Saudi Ambassador Abdullah al-Mouallimi: “We did not use threats or intimidation and we did not talk about funding”

Saudi Arabia says no threats were used on UN to remove Arab-led coalition fighting in Yemen from child rights blacklist.

Saudi Arabia has denied threatening a cut-off of humanitarian funding to pressure the United Nations into removing the Arab-led coalition fighting in Yemen from a blacklist of child rights violators.

The UN had blacklisted the coalition after concluding in a report released last Thursday that it was responsible for 60 percent of the 785 children killed in Yemen last year.

“We did not use threats or intimidation and we did not talk about funding,” Saudi Ambassador Abdullah al-Mouallimi said on Thursday.

On Monday, UN Secretary-General Ban Ki-moon announced that the coalition would be scratched from the list pending a joint review with the alliance.

“Pending the conclusions of the joint review, the secretary general removes the listing of the coalition in the report’s annex,” Ban’s spokesman Stephane Dujarric said in a statement.

In his first public remarks after announcing that he removed the coalition from the blacklist, the UN chief said on Thursday that he took the decision after Saudi Arabia, along with other Arab and Muslim countries, threatened to cut off funding to UN humanitarian programmes.

“This was one of the most painful and difficult decisions I have had to make,” Ban told reporters at UN headquarters.

“It is unacceptable for member-states to exert undue pressure,” he said.

Ban said he “had to consider the very real prospect that millions of other children would suffer grievously if, as was suggested to me, countries would de-fund many UN programmes.
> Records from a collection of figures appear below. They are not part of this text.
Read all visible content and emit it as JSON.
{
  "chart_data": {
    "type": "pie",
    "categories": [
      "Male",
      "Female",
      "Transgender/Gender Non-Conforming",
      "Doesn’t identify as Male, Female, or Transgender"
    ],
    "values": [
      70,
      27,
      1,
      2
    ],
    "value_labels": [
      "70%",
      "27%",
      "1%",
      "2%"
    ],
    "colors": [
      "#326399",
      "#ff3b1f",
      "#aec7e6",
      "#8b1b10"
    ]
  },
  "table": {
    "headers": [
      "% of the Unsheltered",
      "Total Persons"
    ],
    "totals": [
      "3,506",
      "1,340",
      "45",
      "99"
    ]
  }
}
“I stand by the report,” Ban added, warning that the content of the report will not change.

The UN chief appealed to member states to defend the reporting mechanisms, such as the children in armed conflict annual blacklist, and pointed out that the coalition may be put back on the list as a result of an investigation.

“I don’t think this controversy is going away any time soon,” Al Jazeera’s James Bays, reporting from the UN headquarters in New York, said.

“Ban Ki-moon is saying that this is a temporary removal of the Saudi-led coalition from this list.

“But the Saudi ambassador has a very different view of things; he believes that the coalition is off the list permanently.”

The Arab-led coalition began a military campaign in Yemen in March last year with the aim of preventing Iran-allied Houthi rebels and forces loyal to Yemen’s ex-President Ali Abdullah Saleh from taking power.

Some 6,000 people, about half of them civilians, have been killed in Yemen since last March, according to the UN.

The Houthis, Yemen government forces and pro-government groups have been on the UN blacklist for at least five years and are considered “persistent perpetrators”. Al-Qaeda in the Arabian Peninsula also reappeared on the list.